What’s grabbing the attention of die-hard foodies lately? Dining on roadkill. At least that’s the opinion of The Travel Channel’s Steve Rinella, who loves to share his recipe for roadkill raccoon, and Daniel Klein, who hosts the sustainable eating show, The Perennial Palate. He says that roadkill is better for the environment than dropping by the meat department of your local grocery store. Before you pull over to pick up a dead possum, there are a few things you need to know:
- According to Food Safety News, roadkill newbies should wait until winter to experiment because cold weather means less chance of spoilage.
- Public health specialist Susan Grooters says that anyone who isn’t familiar with cleaning and dressing an animal should be extra cautious, because they could miss telltale signs of disease or infection.

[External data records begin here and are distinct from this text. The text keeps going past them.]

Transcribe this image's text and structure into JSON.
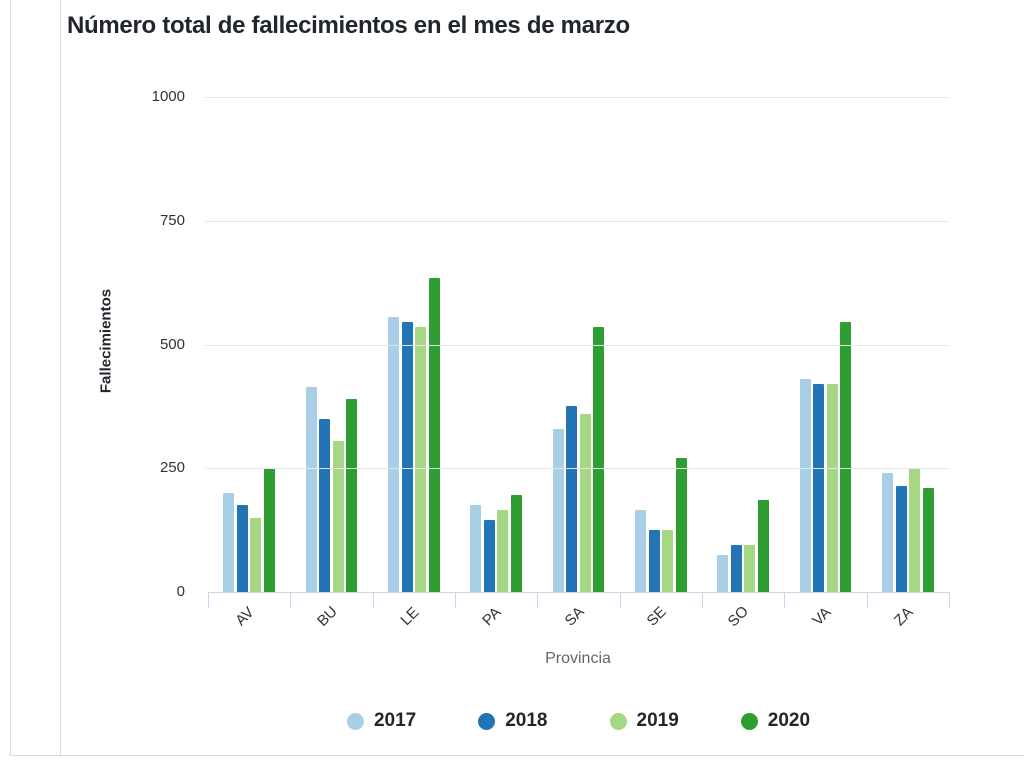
{
  "chart_data": {
    "type": "bar",
    "title": "Número total de fallecimientos en el mes de marzo",
    "xlabel": "Provincia",
    "ylabel": "Fallecimientos",
    "categories": [
      "AV",
      "BU",
      "LE",
      "PA",
      "SA",
      "SE",
      "SO",
      "VA",
      "ZA"
    ],
    "series": [
      {
        "name": "2017",
        "color": "#a9cfe6",
        "values": [
          200,
          415,
          555,
          175,
          330,
          165,
          75,
          430,
          240
        ]
      },
      {
        "name": "2018",
        "color": "#2274b5",
        "values": [
          175,
          350,
          545,
          145,
          375,
          125,
          95,
          420,
          215
        ]
      },
      {
        "name": "2019",
        "color": "#a6d785",
        "values": [
          150,
          305,
          535,
          165,
          360,
          125,
          95,
          420,
          250
        ]
      },
      {
        "name": "2020",
        "color": "#2f9e32",
        "values": [
          250,
          390,
          635,
          195,
          535,
          270,
          185,
          545,
          210
        ]
      }
    ],
    "ylim": [
      0,
      1000
    ],
    "yticks": [
      0,
      250,
      500,
      750,
      1000
    ],
    "grid": true,
    "legend_position": "bottom",
    "colors": {
      "gridline": "#e6e6e6",
      "axis_line": "#ccd6eb",
      "tick_label": "#333333",
      "axis_title": "#666666",
      "title_text": "#21262c",
      "panel_border": "#d7dbe3"
    }
  }
}
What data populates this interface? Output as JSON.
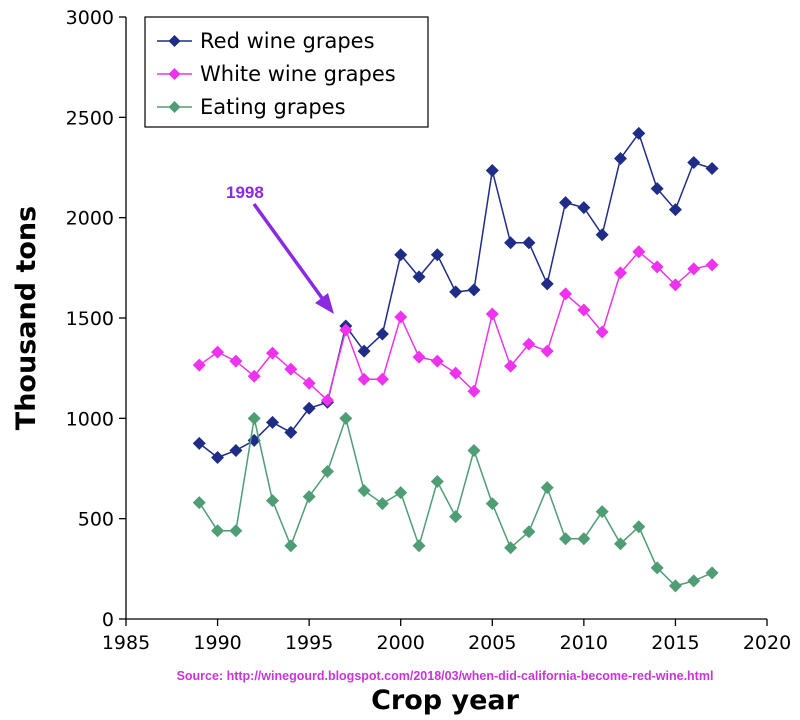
{
  "chart_data": {
    "type": "line",
    "xlabel": "Crop year",
    "ylabel": "Thousand tons",
    "xlim": [
      1985,
      2020
    ],
    "ylim": [
      0,
      3000
    ],
    "xticks": [
      "1985",
      "1990",
      "1995",
      "2000",
      "2005",
      "2010",
      "2015",
      "2020"
    ],
    "yticks": [
      "0",
      "500",
      "1000",
      "1500",
      "2000",
      "2500",
      "3000"
    ],
    "grid": false,
    "legend_position": "top-left",
    "x": [
      1989,
      1990,
      1991,
      1992,
      1993,
      1994,
      1995,
      1996,
      1997,
      1998,
      1999,
      2000,
      2001,
      2002,
      2003,
      2004,
      2005,
      2006,
      2007,
      2008,
      2009,
      2010,
      2011,
      2012,
      2013,
      2014,
      2015,
      2016,
      2017
    ],
    "series": [
      {
        "name": "Red wine grapes",
        "color": "#1f2d86",
        "values": [
          875,
          805,
          840,
          890,
          980,
          930,
          1050,
          1080,
          1460,
          1335,
          1420,
          1815,
          1705,
          1815,
          1630,
          1640,
          2235,
          1875,
          1875,
          1670,
          2075,
          2050,
          1915,
          2295,
          2420,
          2145,
          2040,
          2275,
          2245
        ]
      },
      {
        "name": "White wine grapes",
        "color": "#ee33ee",
        "values": [
          1265,
          1330,
          1285,
          1210,
          1325,
          1245,
          1175,
          1090,
          1440,
          1195,
          1195,
          1505,
          1305,
          1285,
          1225,
          1135,
          1520,
          1260,
          1370,
          1335,
          1620,
          1540,
          1430,
          1725,
          1830,
          1755,
          1665,
          1745,
          1765
        ]
      },
      {
        "name": "Eating grapes",
        "color": "#4f9d75",
        "values": [
          580,
          440,
          440,
          1000,
          590,
          365,
          610,
          735,
          1000,
          640,
          575,
          630,
          365,
          685,
          510,
          840,
          575,
          355,
          435,
          655,
          400,
          400,
          535,
          375,
          460,
          255,
          165,
          190,
          230
        ]
      }
    ],
    "annotations": [
      {
        "text": "1998",
        "color": "#8a2be2"
      }
    ],
    "source": {
      "text": "Source: http://winegourd.blogspot.com/2018/03/when-did-california-become-red-wine.html",
      "color": "#cc33dd"
    }
  }
}
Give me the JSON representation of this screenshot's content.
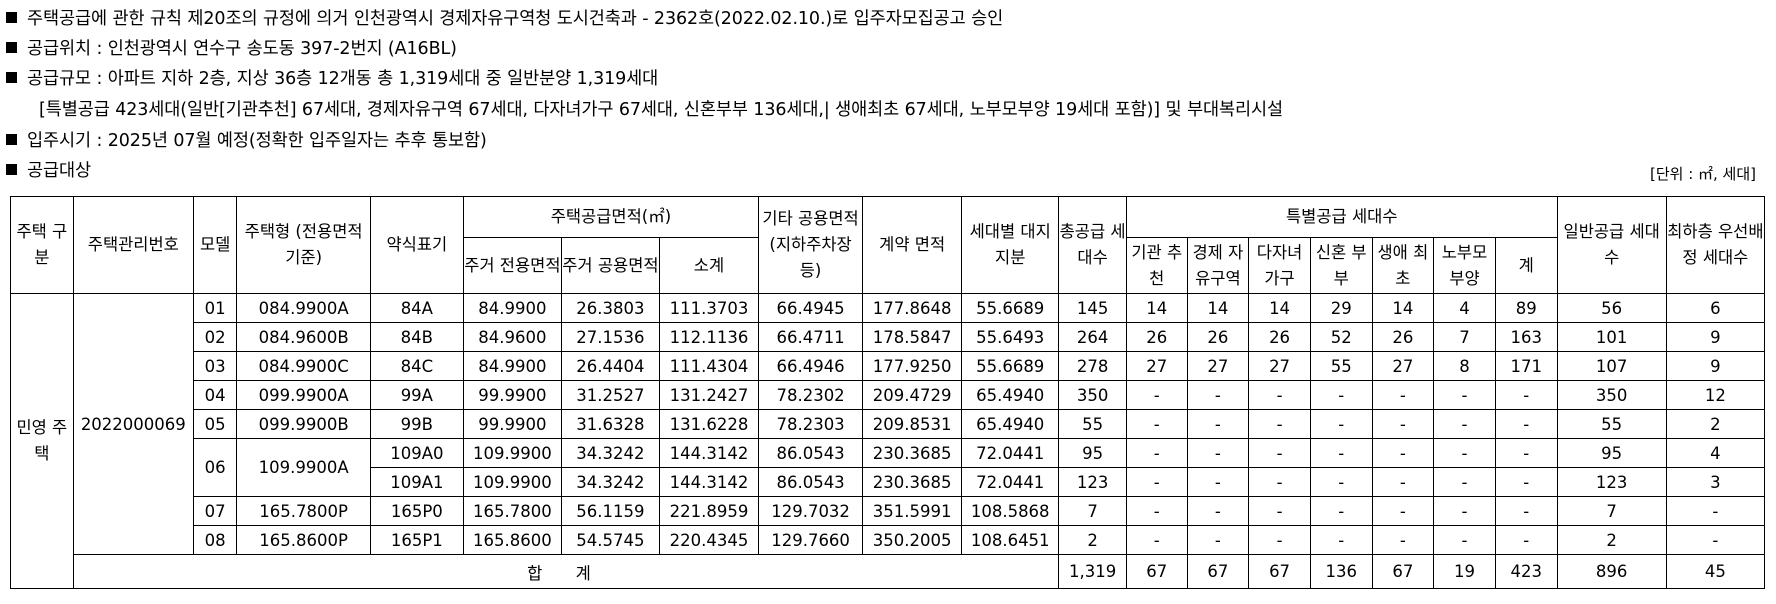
{
  "notes": {
    "line1": "주택공급에 관한 규칙 제20조의 규정에 의거 인천광역시 경제자유구역청 도시건축과 - 2362호(2022.02.10.)로 입주자모집공고 승인",
    "line2": "공급위치 : 인천광역시 연수구 송도동 397-2번지 (A16BL)",
    "line3": "공급규모 : 아파트 지하 2층, 지상 36층 12개동 총 1,319세대 중 일반분양 1,319세대",
    "line3b": "[특별공급 423세대(일반[기관추천] 67세대, 경제자유구역 67세대, 다자녀가구 67세대, 신혼부부 136세대,| 생애최초 67세대, 노부모부양 19세대 포함)] 및 부대복리시설",
    "line4": "입주시기 : 2025년 07월 예정(정확한 입주일자는 추후 통보함)",
    "line5": "공급대상",
    "unit": "[단위 : ㎡, 세대]"
  },
  "table": {
    "headers": {
      "type": "주택 구분",
      "mgmt_no": "주택관리번호",
      "model": "모델",
      "housing_type": "주택형 (전용면적기준)",
      "abbr": "약식표기",
      "area_group": "주택공급면적(㎡)",
      "excl": "주거 전용면적",
      "common": "주거 공용면적",
      "subtotal": "소계",
      "other_common": "기타 공용면적 (지하주차장등)",
      "contract_area": "계약 면적",
      "land_share": "세대별 대지지분",
      "total_units": "총공급 세대수",
      "special_group": "특별공급 세대수",
      "sp_inst": "기관 추천",
      "sp_econ": "경제 자유구역",
      "sp_multi": "다자녀 가구",
      "sp_newlywed": "신혼 부부",
      "sp_first": "생애 최초",
      "sp_elder": "노부모 부양",
      "sp_sum": "계",
      "general": "일반공급 세대수",
      "priority": "최하층 우선배정 세대수"
    },
    "house_type": "민영 주택",
    "mgmt_no": "2022000069",
    "rows": [
      {
        "model": "01",
        "type": "084.9900A",
        "abbr": "84A",
        "excl": "84.9900",
        "common": "26.3803",
        "subtotal": "111.3703",
        "other": "66.4945",
        "contract": "177.8648",
        "land": "55.6689",
        "total": "145",
        "s1": "14",
        "s2": "14",
        "s3": "14",
        "s4": "29",
        "s5": "14",
        "s6": "4",
        "ssum": "89",
        "general": "56",
        "priority": "6"
      },
      {
        "model": "02",
        "type": "084.9600B",
        "abbr": "84B",
        "excl": "84.9600",
        "common": "27.1536",
        "subtotal": "112.1136",
        "other": "66.4711",
        "contract": "178.5847",
        "land": "55.6493",
        "total": "264",
        "s1": "26",
        "s2": "26",
        "s3": "26",
        "s4": "52",
        "s5": "26",
        "s6": "7",
        "ssum": "163",
        "general": "101",
        "priority": "9"
      },
      {
        "model": "03",
        "type": "084.9900C",
        "abbr": "84C",
        "excl": "84.9900",
        "common": "26.4404",
        "subtotal": "111.4304",
        "other": "66.4946",
        "contract": "177.9250",
        "land": "55.6689",
        "total": "278",
        "s1": "27",
        "s2": "27",
        "s3": "27",
        "s4": "55",
        "s5": "27",
        "s6": "8",
        "ssum": "171",
        "general": "107",
        "priority": "9"
      },
      {
        "model": "04",
        "type": "099.9900A",
        "abbr": "99A",
        "excl": "99.9900",
        "common": "31.2527",
        "subtotal": "131.2427",
        "other": "78.2302",
        "contract": "209.4729",
        "land": "65.4940",
        "total": "350",
        "s1": "-",
        "s2": "-",
        "s3": "-",
        "s4": "-",
        "s5": "-",
        "s6": "-",
        "ssum": "-",
        "general": "350",
        "priority": "12"
      },
      {
        "model": "05",
        "type": "099.9900B",
        "abbr": "99B",
        "excl": "99.9900",
        "common": "31.6328",
        "subtotal": "131.6228",
        "other": "78.2303",
        "contract": "209.8531",
        "land": "65.4940",
        "total": "55",
        "s1": "-",
        "s2": "-",
        "s3": "-",
        "s4": "-",
        "s5": "-",
        "s6": "-",
        "ssum": "-",
        "general": "55",
        "priority": "2"
      },
      {
        "model": "06",
        "type": "109.9900A",
        "abbr": "109A0",
        "excl": "109.9900",
        "common": "34.3242",
        "subtotal": "144.3142",
        "other": "86.0543",
        "contract": "230.3685",
        "land": "72.0441",
        "total": "95",
        "s1": "-",
        "s2": "-",
        "s3": "-",
        "s4": "-",
        "s5": "-",
        "s6": "-",
        "ssum": "-",
        "general": "95",
        "priority": "4"
      },
      {
        "model": "",
        "type": "",
        "abbr": "109A1",
        "excl": "109.9900",
        "common": "34.3242",
        "subtotal": "144.3142",
        "other": "86.0543",
        "contract": "230.3685",
        "land": "72.0441",
        "total": "123",
        "s1": "-",
        "s2": "-",
        "s3": "-",
        "s4": "-",
        "s5": "-",
        "s6": "-",
        "ssum": "-",
        "general": "123",
        "priority": "3"
      },
      {
        "model": "07",
        "type": "165.7800P",
        "abbr": "165P0",
        "excl": "165.7800",
        "common": "56.1159",
        "subtotal": "221.8959",
        "other": "129.7032",
        "contract": "351.5991",
        "land": "108.5868",
        "total": "7",
        "s1": "-",
        "s2": "-",
        "s3": "-",
        "s4": "-",
        "s5": "-",
        "s6": "-",
        "ssum": "-",
        "general": "7",
        "priority": "-"
      },
      {
        "model": "08",
        "type": "165.8600P",
        "abbr": "165P1",
        "excl": "165.8600",
        "common": "54.5745",
        "subtotal": "220.4345",
        "other": "129.7660",
        "contract": "350.2005",
        "land": "108.6451",
        "total": "2",
        "s1": "-",
        "s2": "-",
        "s3": "-",
        "s4": "-",
        "s5": "-",
        "s6": "-",
        "ssum": "-",
        "general": "2",
        "priority": "-"
      }
    ],
    "total": {
      "label": "합 계",
      "total": "1,319",
      "s1": "67",
      "s2": "67",
      "s3": "67",
      "s4": "136",
      "s5": "67",
      "s6": "19",
      "ssum": "423",
      "general": "896",
      "priority": "45"
    }
  }
}
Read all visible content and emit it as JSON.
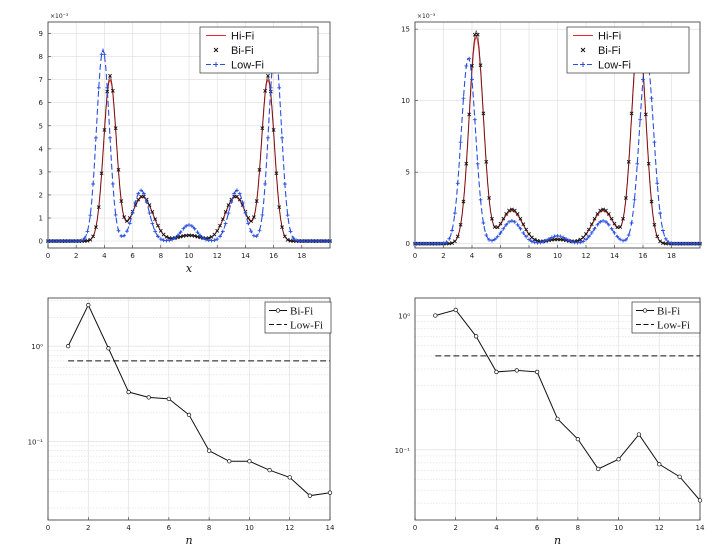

- Plus, grabbing a deer that’s been hit by a car might be illegal. For example, in Alaska, roadkill belongs to the state, and troopers collect it and take it to volunteer butchers, who process the meat for charities.
- Iin California, you’re not allowed to eat roadkill, but you can pick it up if you have a “scientific collecting permit.”
If you still want to dine on the wild side – or the roadside - log on to your local Department of Fish and Wildlife website. They provide information on the safe handling of game, and post warnings about infectious diseases like “rabbit fever” and E. coli found in local animals. Iif you’d like to see some roadkill recipes, ABC News has a recipe for Pan Braised Squirrels – and there’s a site called RoadKillCookingforCampers.com.